On July 17, 2026, a US military strike hit a desalination plant in Bunji, Jask county, on Iran’s southern coast. The immediate result: roughly 10,000 people across 20 to 30 villages lost access to drinking water in summer heat. The market result: Bitcoin fell below $100,000 and traders absorbed over $700 million in liquidations.
What happened on the ground
The strike damaged seawater intake and pumping stations along with a power transformer at the Jask facility, according to Hamzeh Pour, CEO of the Hormozgan Water and Wastewater Company.

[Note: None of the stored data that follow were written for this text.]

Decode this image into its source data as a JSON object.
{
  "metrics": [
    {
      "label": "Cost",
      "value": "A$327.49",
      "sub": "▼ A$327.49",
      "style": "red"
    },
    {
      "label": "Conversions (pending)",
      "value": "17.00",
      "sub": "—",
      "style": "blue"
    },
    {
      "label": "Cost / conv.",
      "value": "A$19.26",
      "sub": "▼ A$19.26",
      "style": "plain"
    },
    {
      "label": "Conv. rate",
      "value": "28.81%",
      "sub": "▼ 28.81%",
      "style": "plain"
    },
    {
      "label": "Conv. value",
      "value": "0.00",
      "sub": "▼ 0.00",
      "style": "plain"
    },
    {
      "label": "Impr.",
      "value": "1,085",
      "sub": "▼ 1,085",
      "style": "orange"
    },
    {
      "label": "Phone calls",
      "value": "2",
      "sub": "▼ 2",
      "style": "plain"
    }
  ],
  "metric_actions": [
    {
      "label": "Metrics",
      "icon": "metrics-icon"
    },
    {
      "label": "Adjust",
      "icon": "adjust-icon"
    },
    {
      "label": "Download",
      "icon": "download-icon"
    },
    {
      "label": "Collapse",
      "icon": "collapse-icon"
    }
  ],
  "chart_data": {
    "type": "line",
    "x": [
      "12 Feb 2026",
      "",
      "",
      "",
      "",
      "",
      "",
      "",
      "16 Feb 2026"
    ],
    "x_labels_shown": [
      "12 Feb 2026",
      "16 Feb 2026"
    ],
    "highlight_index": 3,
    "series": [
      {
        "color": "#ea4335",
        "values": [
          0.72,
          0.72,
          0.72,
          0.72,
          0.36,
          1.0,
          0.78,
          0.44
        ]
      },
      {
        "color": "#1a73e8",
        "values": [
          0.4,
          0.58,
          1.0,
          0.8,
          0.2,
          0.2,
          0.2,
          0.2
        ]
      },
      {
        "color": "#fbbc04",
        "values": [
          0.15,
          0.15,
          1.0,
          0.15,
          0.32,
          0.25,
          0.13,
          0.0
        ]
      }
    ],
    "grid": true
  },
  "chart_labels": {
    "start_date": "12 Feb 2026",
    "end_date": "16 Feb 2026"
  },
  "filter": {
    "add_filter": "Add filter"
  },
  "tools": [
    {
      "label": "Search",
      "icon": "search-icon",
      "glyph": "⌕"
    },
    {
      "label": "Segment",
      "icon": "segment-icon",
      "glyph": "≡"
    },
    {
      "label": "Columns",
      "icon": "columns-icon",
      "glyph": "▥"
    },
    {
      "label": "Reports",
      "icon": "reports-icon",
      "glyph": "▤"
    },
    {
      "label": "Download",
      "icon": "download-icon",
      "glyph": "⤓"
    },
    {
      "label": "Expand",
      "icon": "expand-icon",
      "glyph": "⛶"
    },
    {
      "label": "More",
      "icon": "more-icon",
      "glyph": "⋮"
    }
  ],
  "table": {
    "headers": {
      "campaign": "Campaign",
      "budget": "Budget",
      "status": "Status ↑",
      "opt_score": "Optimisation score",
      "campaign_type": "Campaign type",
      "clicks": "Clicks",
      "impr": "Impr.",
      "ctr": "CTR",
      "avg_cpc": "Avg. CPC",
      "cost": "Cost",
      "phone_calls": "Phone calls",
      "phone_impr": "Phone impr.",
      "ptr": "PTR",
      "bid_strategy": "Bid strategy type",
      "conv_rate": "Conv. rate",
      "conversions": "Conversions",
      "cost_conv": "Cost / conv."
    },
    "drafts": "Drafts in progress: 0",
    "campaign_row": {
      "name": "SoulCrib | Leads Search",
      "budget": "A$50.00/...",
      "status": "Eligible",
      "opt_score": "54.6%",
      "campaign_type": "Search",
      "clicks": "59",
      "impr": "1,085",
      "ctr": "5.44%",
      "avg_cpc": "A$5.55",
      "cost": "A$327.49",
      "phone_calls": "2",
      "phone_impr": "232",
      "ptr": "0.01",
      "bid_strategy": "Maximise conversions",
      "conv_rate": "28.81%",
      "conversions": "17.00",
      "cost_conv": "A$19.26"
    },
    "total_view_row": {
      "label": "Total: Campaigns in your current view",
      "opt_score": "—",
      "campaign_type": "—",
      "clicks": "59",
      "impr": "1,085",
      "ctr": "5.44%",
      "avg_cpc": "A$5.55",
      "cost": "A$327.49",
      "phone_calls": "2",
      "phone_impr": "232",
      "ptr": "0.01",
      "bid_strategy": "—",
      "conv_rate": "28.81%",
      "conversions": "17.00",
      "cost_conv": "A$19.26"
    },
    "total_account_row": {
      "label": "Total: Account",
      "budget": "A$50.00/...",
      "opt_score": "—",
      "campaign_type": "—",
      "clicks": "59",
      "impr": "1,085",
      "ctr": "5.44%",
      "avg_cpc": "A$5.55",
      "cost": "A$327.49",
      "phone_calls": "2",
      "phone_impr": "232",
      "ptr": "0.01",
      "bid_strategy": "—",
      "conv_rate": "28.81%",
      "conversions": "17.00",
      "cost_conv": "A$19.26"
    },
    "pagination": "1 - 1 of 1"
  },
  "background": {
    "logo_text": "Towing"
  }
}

Iranian state media outlet IRNA, citing Jask governor Mohammad Jamaleddini, reported emergency water tankers began rolling into affected villages on July 18.
Jask sits in Hormozgan province, hugging the Strait of Hormuz. About 20% of the world’s traded oil passes through it, which gives the geography an outsized weight in any risk calculation.
Iranian MP Abdolkarim Hashemi also weighed in publicly, framing the strike as a deliberate attack on civilian infrastructure. Iranian officials have called the targeting of water supplies a humanitarian violation.
The current US-Iran conflict escalated in late February 2026 through a cycle of reciprocal infrastructure strikes. Iran has reportedly targeted sites in Kuwait as part of that exchange.
From the Gulf to the trading desk
Bitcoin dropped below $100,000 following news of the strike, triggering over $700 million in liquidations across crypto markets.
The sanctions layer
The US Treasury moved to impose sanctions on Iranian cryptocurrency exchanges as part of the broader conflict response, freezing approximately $130 million in assets linked to those entities.
That number sits inside a much larger ecosystem. Iran’s domestic crypto market is estimated at $7.8 billion, a figure that reflects years of Iranians turning to digital assets to sidestep sanctions-driven currency collapse and hyperinflation. The Treasury’s targeting of Iranian crypto exchanges connects to longstanding US concerns about links between Iran’s crypto ecosystem and the Islamic Revolutionary Guard Corps, or IRGC.